Recently, the success of deep learning has led to a resurgence of interest in MLP. MLP, which is regarded as a standard supervised learning algorithm in the field of pattern recognition and continues to become a subject of research in the field of computational neurology and parallel distributed processing, is often used as a back propagation algorithm for learning [31]. At present, the MLP has been proven to be a general functional approximation method that can be used to fit complex functions or solve classification problems. Compared with other prediction models, MLP models have shown unique advantages, and their popularity and application are wider [32]. The utilization of the MLP model for predicting hospitalization costs positively impacts medical cost management, aiding in the rational allocation of medical resources by diverse healthcare institutions and balancing various hospitalization costs through adjustments to high-cost items. This ultimately achieves the goal of controlling patients’ medical costs and alleviating their economic burden.

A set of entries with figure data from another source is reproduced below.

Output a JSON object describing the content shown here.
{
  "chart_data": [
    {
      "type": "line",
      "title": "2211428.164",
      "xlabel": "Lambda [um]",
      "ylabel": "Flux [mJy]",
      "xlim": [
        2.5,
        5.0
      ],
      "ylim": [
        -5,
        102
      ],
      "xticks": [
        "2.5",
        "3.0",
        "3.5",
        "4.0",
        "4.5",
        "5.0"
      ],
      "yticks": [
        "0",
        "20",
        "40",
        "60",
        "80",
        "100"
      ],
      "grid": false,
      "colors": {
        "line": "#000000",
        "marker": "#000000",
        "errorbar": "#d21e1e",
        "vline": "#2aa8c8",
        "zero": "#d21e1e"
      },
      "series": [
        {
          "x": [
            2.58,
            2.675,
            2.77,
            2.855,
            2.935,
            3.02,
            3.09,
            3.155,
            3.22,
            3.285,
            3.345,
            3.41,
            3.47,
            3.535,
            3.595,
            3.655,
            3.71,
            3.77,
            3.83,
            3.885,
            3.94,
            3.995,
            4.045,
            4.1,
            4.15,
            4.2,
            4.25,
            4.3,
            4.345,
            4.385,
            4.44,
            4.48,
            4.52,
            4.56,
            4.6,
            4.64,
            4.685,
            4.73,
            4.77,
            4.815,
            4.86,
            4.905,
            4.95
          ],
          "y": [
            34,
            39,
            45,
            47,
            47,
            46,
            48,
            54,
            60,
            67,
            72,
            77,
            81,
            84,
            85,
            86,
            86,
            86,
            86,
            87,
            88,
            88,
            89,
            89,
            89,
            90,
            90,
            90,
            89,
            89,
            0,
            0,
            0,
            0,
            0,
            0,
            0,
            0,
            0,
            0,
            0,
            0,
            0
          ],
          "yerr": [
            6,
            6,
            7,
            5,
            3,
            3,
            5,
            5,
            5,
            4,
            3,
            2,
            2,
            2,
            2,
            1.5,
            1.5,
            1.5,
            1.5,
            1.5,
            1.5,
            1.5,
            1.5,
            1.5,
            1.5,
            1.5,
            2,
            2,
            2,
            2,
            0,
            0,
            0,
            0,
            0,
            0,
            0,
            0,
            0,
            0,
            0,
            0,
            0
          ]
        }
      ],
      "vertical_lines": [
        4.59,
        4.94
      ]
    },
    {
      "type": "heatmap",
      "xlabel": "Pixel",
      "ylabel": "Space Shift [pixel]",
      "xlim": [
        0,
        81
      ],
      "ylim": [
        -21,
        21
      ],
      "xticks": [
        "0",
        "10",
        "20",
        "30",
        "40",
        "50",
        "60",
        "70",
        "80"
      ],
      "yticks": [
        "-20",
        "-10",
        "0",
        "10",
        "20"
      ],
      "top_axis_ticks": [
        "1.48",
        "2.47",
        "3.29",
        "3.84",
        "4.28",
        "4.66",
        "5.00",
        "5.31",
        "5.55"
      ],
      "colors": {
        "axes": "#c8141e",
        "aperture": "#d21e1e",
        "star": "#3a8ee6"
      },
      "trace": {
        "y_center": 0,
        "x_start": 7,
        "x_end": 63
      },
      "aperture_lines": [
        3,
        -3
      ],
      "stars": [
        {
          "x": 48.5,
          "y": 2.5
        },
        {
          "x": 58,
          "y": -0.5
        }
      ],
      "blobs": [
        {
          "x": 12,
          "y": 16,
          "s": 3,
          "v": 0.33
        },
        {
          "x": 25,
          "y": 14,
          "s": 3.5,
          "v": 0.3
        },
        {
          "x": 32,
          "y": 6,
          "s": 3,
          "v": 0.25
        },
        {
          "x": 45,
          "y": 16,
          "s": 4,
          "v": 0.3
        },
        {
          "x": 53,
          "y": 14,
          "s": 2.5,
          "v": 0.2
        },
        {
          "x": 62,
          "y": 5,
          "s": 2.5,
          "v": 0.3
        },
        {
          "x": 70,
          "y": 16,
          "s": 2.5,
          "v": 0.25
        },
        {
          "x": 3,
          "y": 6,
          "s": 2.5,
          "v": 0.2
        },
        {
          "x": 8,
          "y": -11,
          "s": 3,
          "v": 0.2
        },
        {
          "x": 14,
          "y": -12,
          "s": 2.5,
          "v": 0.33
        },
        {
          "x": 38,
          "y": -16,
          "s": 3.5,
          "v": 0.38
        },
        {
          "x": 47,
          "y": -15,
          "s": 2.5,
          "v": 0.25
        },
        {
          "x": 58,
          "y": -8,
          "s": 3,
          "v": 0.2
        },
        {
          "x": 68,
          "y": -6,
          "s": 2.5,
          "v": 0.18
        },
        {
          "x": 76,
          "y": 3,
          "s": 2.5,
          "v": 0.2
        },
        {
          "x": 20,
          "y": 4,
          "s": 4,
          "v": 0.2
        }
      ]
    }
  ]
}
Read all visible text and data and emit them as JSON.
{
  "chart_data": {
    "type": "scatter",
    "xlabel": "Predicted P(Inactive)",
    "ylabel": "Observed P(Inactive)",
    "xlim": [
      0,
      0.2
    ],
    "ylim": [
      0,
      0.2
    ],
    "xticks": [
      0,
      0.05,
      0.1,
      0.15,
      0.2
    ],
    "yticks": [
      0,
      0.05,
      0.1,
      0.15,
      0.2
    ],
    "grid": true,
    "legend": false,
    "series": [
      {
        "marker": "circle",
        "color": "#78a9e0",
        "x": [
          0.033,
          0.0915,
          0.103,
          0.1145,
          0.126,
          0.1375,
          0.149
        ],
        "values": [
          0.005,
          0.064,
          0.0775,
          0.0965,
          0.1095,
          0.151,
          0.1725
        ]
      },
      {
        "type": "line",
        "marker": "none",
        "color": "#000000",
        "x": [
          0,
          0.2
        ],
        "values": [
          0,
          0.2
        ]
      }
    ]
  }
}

At present, there is limited research on predicting medical costs. The introduction of the MLP model for hospitalization cost prediction holds significant social and economic importance in enhancing the quality and efficiency of medical services. The MLP model is currently capable of effectively addressing more complex problems, but it also exhibits notable shortcomings, such as the challenging task of determining the appropriate number of hidden nodes in the network, potential inadequacies in learning, and lengthy training times. Consequently, future research on MLP models should further expand the research sample and include more influencing factors and comparative models.

This study was constrained by the limitations of its data source, as patient data ware derived from a single center, and its generalizability may be restricted. Furthermore, as a retrospective study, the cases were sourced from the hospital information systems, limiting access to additional variables that may impact hospitalization costs. Therefore, a multicenter study with a greater number of variables is required.

Conclusion

In general, the MLP model has demonstrated significant advantages over the traditional multiple regression models in terms of prediction efficacy. It enabled the utilization of comprehensive patient information and effectively predicted hospitalization costs, thereby facilitating the rationalization of cost structures and reducing the economic burden on patients. Furthermore, the insights gained from the MLP model hold considerable reference value for research on other diseases, highlighting its broader applicability in the field of healthcare economics.